Speaking to financialobserver, Implemented Portfolios managing director Santi Burridge said his group, which offers personalised portfolio management to 13 advice firms nationally, currently oversaw 900 investor accounts, equating to $410 million in funds under management.

“Our portfolios are held under an individually managed account (IMA) structure which offers investors benefits that can’t be obtained through managed funds or separately managed accounts (SMA),” Burridge said, adding while IMAs and SMAs were both types of managed accounts, they were vastly different.

“With an IMA, the assets in a portfolio are held individually rather than pooled with others, which provides clients with greater control over their investment outcomes, while portfolios can also be tailored and adjusted to meet individual circumstances.”

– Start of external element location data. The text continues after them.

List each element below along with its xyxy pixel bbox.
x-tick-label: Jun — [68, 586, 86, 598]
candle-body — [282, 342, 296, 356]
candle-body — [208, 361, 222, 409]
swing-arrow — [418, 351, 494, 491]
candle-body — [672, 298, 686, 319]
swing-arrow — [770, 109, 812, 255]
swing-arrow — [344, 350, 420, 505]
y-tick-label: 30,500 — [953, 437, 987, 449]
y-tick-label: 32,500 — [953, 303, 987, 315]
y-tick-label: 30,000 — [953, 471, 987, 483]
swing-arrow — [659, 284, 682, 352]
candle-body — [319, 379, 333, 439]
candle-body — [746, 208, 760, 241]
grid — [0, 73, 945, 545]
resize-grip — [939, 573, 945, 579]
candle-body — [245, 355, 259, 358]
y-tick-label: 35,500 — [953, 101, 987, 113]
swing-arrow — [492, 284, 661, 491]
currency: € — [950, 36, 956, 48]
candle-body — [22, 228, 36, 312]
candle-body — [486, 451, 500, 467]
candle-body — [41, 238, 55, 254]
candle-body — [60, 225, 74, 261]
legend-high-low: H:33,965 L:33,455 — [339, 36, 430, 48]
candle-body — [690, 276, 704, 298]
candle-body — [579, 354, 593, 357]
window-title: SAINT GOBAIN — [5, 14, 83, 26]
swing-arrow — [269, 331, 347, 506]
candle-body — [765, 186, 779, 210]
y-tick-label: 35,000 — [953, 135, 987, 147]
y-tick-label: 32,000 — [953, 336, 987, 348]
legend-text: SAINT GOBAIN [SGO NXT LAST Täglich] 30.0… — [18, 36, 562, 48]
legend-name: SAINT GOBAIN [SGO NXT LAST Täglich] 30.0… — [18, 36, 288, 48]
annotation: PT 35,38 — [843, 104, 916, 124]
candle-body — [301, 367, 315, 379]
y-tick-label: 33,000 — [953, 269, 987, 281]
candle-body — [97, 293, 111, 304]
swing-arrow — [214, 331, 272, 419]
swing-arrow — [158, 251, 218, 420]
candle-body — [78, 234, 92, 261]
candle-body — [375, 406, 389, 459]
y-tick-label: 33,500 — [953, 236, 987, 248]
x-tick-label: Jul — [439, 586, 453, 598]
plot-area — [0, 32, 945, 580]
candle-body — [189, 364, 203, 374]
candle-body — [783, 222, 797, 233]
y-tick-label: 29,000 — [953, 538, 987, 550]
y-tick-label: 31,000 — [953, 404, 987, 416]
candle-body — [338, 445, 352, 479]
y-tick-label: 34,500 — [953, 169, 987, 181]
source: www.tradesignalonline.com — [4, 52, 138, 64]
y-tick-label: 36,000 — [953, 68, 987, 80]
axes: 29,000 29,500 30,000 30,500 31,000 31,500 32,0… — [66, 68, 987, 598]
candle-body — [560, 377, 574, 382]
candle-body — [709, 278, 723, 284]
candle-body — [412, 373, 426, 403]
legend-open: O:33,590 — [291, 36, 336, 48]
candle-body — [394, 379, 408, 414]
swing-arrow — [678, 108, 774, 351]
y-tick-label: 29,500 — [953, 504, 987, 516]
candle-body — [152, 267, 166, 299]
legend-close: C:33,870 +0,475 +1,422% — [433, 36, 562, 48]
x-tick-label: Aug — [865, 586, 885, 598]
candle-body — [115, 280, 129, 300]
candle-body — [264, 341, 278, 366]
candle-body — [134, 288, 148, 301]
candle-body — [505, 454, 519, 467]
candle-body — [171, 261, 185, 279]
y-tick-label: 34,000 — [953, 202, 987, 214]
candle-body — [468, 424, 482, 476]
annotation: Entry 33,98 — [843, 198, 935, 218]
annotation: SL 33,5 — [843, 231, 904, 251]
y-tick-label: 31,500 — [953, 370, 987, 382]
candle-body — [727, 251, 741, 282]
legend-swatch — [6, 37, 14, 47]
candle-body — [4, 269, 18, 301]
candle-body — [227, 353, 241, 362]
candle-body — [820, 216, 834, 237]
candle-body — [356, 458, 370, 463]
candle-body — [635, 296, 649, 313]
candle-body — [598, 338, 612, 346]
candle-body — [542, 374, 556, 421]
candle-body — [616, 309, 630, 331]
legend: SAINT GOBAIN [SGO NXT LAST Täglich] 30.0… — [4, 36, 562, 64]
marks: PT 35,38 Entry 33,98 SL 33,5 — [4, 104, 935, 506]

He said merely picking a heap of managed funds and/or SMAs did not cater for clients’ specific needs, nor could an adviser defend the actions of those managers if things went south.

“There is now an evolution under way where advisers are taking a different approach and defining themselves as ‘asset gatherers’ not ‘asset managers’ by providing strategic advice and building closer client relationships rather than spending their time fund picking and managing portfolios,” he said.

This was being made possible by groups such as Implemented Portfolios, which works alongside planners and takes care of the professional investment management capabilities for them.

“We help advisers to do what they struggle to do well,” Burridge said.

He acknowledged the traditional advice model in which advisers were seen as “sort of quasi-investment managers” was still the dominant model in the industry, however, as the control of the big institutions over advice firms lessened, that trend was slowly shifting.

Implemented Portfolios was not criticising either model, but rather offering a new approach that would enable advisers to be more client-facing, which was particularly important with the growing threat of robo-advice and clients yearning for more intimate relationships with their adviser, he said.

“For those that want to be asset gatherers and get out of the asset management side of things, we can remove the time spent on product research, meeting managers and stock picking,” he said.

“The most important thing is for advisers to decide what type of business they want to be in and if you do want to be an asset gatherer, create a partnership, outsource and remove yourself from the noise of picking funds or individual stocks.”

Having an efficient partner in this space was an “antibiotic to poor advice relationships” and it was a method clearly working in the United States, where this model was a dominant one, he said.